Che ne pensi? Se dovessi guardarti indietro di due anni, com’è cambiata la tua vita in rapporto all’uso che fai della tecnologia?
Aggiornamento del 1/2/2022
Il contributo di questo articolo è stato oggetto di una intervista da parte della Tgr Marche RAI, andata in onda nei telegiornali del 31/1/2022. Ho caricato l’estratto a seguire:
Ti seguo da sempre (sebbene mi sia preso una pausa dalla blogosfera per qualche anno). Si vede che quando hai deciso il nome di questo blog all’epoca, c’avevi visto lungo su quello che sarebbe successo 😀 Scherzi a parte, condivido l’analisi ma temo che molti datori di lavoro si ostinino a non voler accettare i vantaggi del lavoro remoto o ibrido, per un arcaico attaccamento ai modelli antiquati o semplicemente per giustificare l’affitto dei locali aziendali o il mutuo che pagano per un edificio mezzo vuoto. E non solo in Italia. Io, qui in America, sono uno di quelli che passano due ore e mezza al giorno su treni ed auto per recarsi al lavoro e tornare. Da due anni lavoro da casa, e la mia produttività è aumentata non poco. Si, non tutti abbiamo il lusso di una stanza dove puoi chiudere la porta e lasciare che i figli in DAD urlino dall’altra parte della casa, ma è un prezzo ragionevole da pagare quando l’alternativa sono smog, stress, traffico e distrazioni da colleghi che hanno solo voglia di chiacchierare. Eppure anche qui molti si ostinano a volerci farci tornare alla vita di prima. Ignorando i tanti benefici che il lavoro remoto crea. Certo, non tutti i lavori si possono fare da casa, ma quelli che lo consentono, dovrebbero essere svolti in remoto.
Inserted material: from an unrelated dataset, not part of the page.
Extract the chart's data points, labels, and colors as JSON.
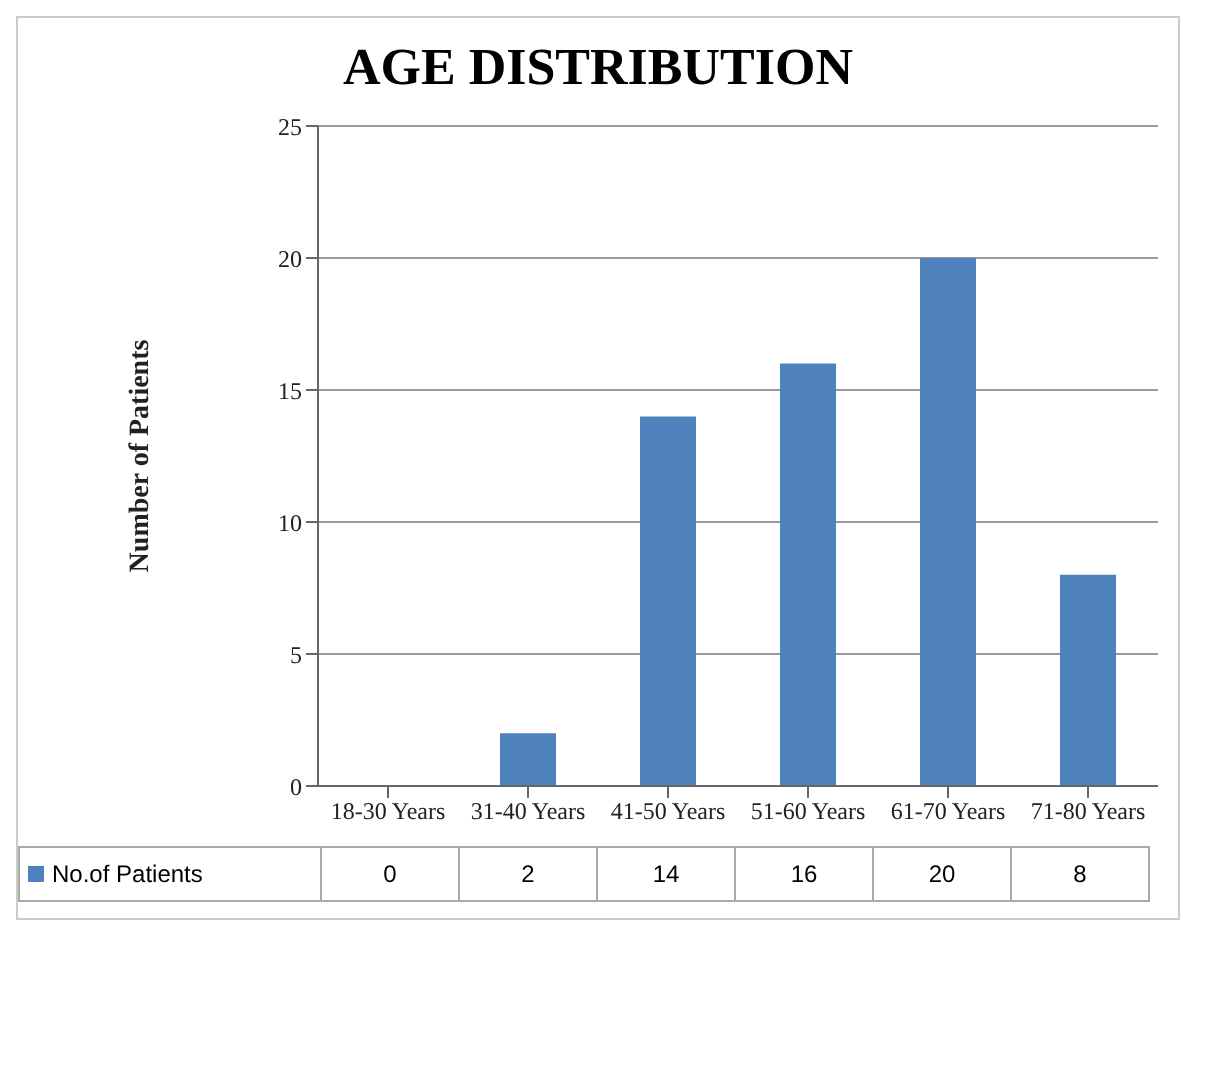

Comprendo. L’Italia è spesso indietro in alcune dinamiche, ma i freni sono gli stessi che esistono in altri paesi. La PMI americana è arretrata e poco più avanti di quella italiana in termini di trasformazione digitale. Me ne sono reso conto in vari viaggi negli USA.
Gli interessi economici e il conservatorismo che frena il cambiamento è insito nel sistema. Ci sono sempre stati e continueranno a esserci: è parte della natura umana. Ciò non significa che l’avanguardia debba rinunciare a spingere.
Grazie del contributo
Sulla scuola sono d’accordo al 100%.
Sul mondo del lavoro, purtroppo, almeno nello Stato – di cui faccio parte – non si sono capite alcune cose, o conviene non capirle proprio per la “sindacalizzazione” cui accennavi.
Io, come Camu, ho enormemente beneficiato del ridurre i miei spostamenti quotidiani in termini di tempo, stress e monetari e sai bene quanto mi stia pesando ora questo modello che mi “obbliga” ad andare al lavoro 11 giorni al mese. Tra l’altro poi spesso resto 8 ore quasi da solo perché ci turniamo per non essere tutti presenti nei locali di lavoro, inficiando quell’aspetto di relazione sociale utile nel mondo del lavoro per tenere coeso il personale e dare un senso di appartenenza.
Insomma, nel mio caso, l’attuale approccio ibrido determinato dal Ministro della Funzione Pubblica è solo peggiorativo.